Before embarking on a seven-country music tour through Europe, Rick's symphonic journey starts in the USA. This intro clip — starting with a dream in Paris — sets up the entire concert by the Cincinnati Pops Orchestra with conductor John Morris Russell.

Complete Video Script

STEVES: Bonjour. I’m Rick Steves in Paris. You know, if you looked at the map of Europe 200 years ago, you’d hardly recognize it. It’s missing so many countries. Today, it’s a whole different map, but it didn’t just happen.

In the Romantic age, the 1800s, national struggles helped to shape my favorite continent. And I’m fascinated by how music from the same age played a role. It lifted patriotic spirits like a bugle call on the battlefield. Hmm, I wonder...

What if I could team up with a great orchestra, with a dynamic conductor in the heartland of America and weave in beautiful video images from across Europe to design a musical trip? Yes, a concert — a symphonic journey — where we’d visit seven countries musically, celebrate their national story with their greatest hits of the Romantic age and I could be the tour guide.

STEVES: Thank you. Thank you. I am thrilled to be here with all of you on the stage of Historic Music Hall in Cincinnati, Ohio. And we’re about to take together a symphonic journey all across Europe. Are you ready to travel?

AUDIENCE: Yes!

STEVES: Great, because conductor John Morris Russell and the Cincinnati Pops are about to take us to seven countries musically and I get to be your tour guide. And I’m really in a good mood because I get to mix three of my favorite things together: love of travel, history, and music, as with the help of vivid images and the beautiful music, we appreciate how the turmoil and triumphs of 19th-century Europe helped to shape the beautiful world that we live in today.
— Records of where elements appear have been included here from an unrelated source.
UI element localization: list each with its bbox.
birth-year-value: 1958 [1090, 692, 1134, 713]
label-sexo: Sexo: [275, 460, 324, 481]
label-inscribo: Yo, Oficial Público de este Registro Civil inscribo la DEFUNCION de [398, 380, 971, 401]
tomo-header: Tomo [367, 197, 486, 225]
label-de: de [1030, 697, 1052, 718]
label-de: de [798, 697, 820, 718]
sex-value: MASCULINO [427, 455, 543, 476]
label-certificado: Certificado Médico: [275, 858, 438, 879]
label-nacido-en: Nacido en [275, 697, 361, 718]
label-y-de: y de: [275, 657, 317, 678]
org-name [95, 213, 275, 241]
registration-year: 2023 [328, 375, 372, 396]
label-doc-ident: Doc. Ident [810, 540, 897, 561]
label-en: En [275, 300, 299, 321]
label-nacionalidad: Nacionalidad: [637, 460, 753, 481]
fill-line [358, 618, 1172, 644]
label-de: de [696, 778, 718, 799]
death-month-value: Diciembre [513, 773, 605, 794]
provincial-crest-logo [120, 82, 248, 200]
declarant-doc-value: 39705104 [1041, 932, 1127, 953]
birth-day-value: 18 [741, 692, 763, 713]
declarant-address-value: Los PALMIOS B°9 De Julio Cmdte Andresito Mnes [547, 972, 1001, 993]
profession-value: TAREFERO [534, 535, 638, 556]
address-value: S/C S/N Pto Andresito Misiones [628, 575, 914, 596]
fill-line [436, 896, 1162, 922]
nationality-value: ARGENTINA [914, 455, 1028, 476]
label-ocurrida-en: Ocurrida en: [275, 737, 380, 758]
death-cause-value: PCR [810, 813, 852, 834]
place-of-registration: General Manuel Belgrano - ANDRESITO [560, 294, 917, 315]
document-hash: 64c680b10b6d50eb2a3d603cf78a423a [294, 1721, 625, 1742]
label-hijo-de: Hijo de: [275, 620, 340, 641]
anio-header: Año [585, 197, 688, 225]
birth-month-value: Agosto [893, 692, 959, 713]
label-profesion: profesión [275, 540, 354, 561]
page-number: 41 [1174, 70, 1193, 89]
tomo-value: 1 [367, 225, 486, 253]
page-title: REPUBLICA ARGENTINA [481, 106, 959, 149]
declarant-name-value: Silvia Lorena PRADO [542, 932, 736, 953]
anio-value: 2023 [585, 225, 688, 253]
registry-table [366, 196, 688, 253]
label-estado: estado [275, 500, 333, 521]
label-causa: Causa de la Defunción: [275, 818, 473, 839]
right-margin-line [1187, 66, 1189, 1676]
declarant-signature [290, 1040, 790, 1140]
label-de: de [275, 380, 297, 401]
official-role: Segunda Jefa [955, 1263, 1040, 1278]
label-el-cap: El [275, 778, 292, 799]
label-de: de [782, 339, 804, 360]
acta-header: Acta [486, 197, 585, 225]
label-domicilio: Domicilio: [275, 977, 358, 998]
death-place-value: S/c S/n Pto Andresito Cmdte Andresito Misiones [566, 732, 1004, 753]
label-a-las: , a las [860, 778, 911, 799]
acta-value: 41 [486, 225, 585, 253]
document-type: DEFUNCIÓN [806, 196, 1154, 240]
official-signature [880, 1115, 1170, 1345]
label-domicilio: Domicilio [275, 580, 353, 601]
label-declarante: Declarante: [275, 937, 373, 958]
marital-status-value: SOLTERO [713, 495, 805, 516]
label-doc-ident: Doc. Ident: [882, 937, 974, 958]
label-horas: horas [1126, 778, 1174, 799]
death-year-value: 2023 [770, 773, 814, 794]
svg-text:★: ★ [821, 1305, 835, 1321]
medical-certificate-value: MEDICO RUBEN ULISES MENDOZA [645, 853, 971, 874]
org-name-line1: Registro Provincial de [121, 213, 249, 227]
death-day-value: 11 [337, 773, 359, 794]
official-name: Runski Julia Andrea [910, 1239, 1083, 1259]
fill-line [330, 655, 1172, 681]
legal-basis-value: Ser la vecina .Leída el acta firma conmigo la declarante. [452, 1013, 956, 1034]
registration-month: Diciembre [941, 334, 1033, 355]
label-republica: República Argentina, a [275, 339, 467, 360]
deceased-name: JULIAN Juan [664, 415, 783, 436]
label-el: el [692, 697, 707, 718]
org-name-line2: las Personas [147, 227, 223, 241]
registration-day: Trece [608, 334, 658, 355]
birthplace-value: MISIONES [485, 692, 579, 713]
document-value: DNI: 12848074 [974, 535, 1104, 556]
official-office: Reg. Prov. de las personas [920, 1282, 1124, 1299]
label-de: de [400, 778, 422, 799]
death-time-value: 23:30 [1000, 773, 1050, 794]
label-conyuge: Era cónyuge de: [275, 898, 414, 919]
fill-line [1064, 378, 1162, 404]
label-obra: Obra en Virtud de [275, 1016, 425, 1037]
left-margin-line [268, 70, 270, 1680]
Our theme is Romanticism and nationalism, the isms of the 19th century. And one thing they had in common was a fundamental yearning for freedom. We all want to be free. We want to be free from foreign oppressors. We want to be free from kings and tyrants. And we want to be free as individuals to live creative and fulfilling lives. Well, the music we’ll hear is from the Romantic era, the 1800s. And by the way, this is not the giggly, kissy romantic era that you and I might remember from middle school. Okay. This is an artistic era that followed the cerebral, logical classical age. Romanticism was less about the head and more about the heart. It was a time when people embraced nature and they championed underdog national causes. It was an age of common people asserting themselves, grabbing the reins of power.

While this is a European tour, we’re starting in the United States, where we celebrate the accomplishments of the American Revolution, the world’s first great democratic revolution that helped inspire the flourishing of freedom in 19th-century Europe. America the Beautiful.